Who needs a PERM labor certification?

PERM is commonly required for many EB-2 and EB-3 employment-based green card cases. Whether PERM is required depends on the exact immigrant category and filing posture.

What is Schedule A and how is it different from PERM?

Schedule A refers to certain pre-certified categories that use a different process than PERM. If a case qualifies for Schedule A, it is typically handled through the Schedule A process rather than standard PERM recruitment.

What documents are most important to fix a 212(a)(5)(A) issue?

The key documents are the labor certification record (where required) and proof that it matches the I-140/petition evidence (employer, job title, duties, location, and timeline). Consistency across the PERM and petition materials is critical.

Can INA 212a5A be waived?

Most 212a5A issues are resolved by correcting the category or documentation problem (PERM required vs exempt, or mismatched/missing labor certification). Waiver concepts can be limited and case-specific, so the first step is usually confirming whether PERM was required and whether the correct labor certification record exists.

How do 212(a)(5)(A) issues come up at a consulate?

Consular posts may request the labor certification and supporting employment documentation during immigrant visa processing.
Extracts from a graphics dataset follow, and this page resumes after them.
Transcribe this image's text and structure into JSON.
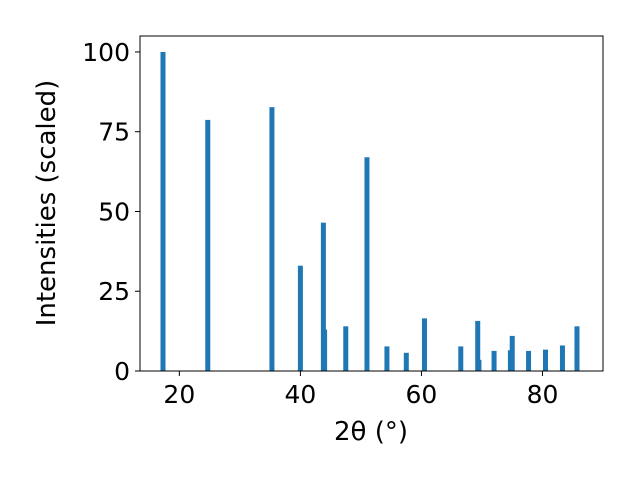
{
  "chart_data": {
    "type": "bar",
    "xlabel": "2θ (°)",
    "ylabel": "Intensities (scaled)",
    "xlim": [
      13.5,
      90
    ],
    "ylim": [
      0,
      105
    ],
    "xticks": [
      20,
      40,
      60,
      80
    ],
    "yticks": [
      0,
      25,
      50,
      75,
      100
    ],
    "bar_color": "#1f77b4",
    "grid": false,
    "series": [
      {
        "x": [
          17.3,
          24.7,
          35.3,
          40.0,
          43.8,
          44.0,
          47.5,
          51.0,
          54.3,
          57.5,
          60.5,
          66.5,
          69.3,
          69.5,
          72.0,
          74.7,
          75.0,
          77.7,
          80.5,
          83.3,
          85.7
        ],
        "values": [
          100,
          78.7,
          82.7,
          33.0,
          46.5,
          13.0,
          14.0,
          67.0,
          7.7,
          5.7,
          16.5,
          7.7,
          15.7,
          3.5,
          6.3,
          6.5,
          11.0,
          6.3,
          6.7,
          8.0,
          14.0
        ]
      }
    ]
  }
}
If the record is missing or does not match the petition, the case can be delayed until the correct documentation is provided.

News Related to INA § 212(a)(5)(A)
DateTitleDetails
December 1, 2020Schedule A Pre-Certified OccupationsCertain occupations are pre-certified by the DOL and listed on Schedule A, meaning they are exempt from the labor certification process due to recognized labor shortages.
January 24, 2014Maintaining Integrity in PERM: Program Compliance and AuditsThe DOL emphasized the importance of maintaining the integrity of the PERM program through compliance measures and audits.
December 27, 2004PERM Final RuleThe Department of Labor (DOL) published a final rule to streamline the labor certification process.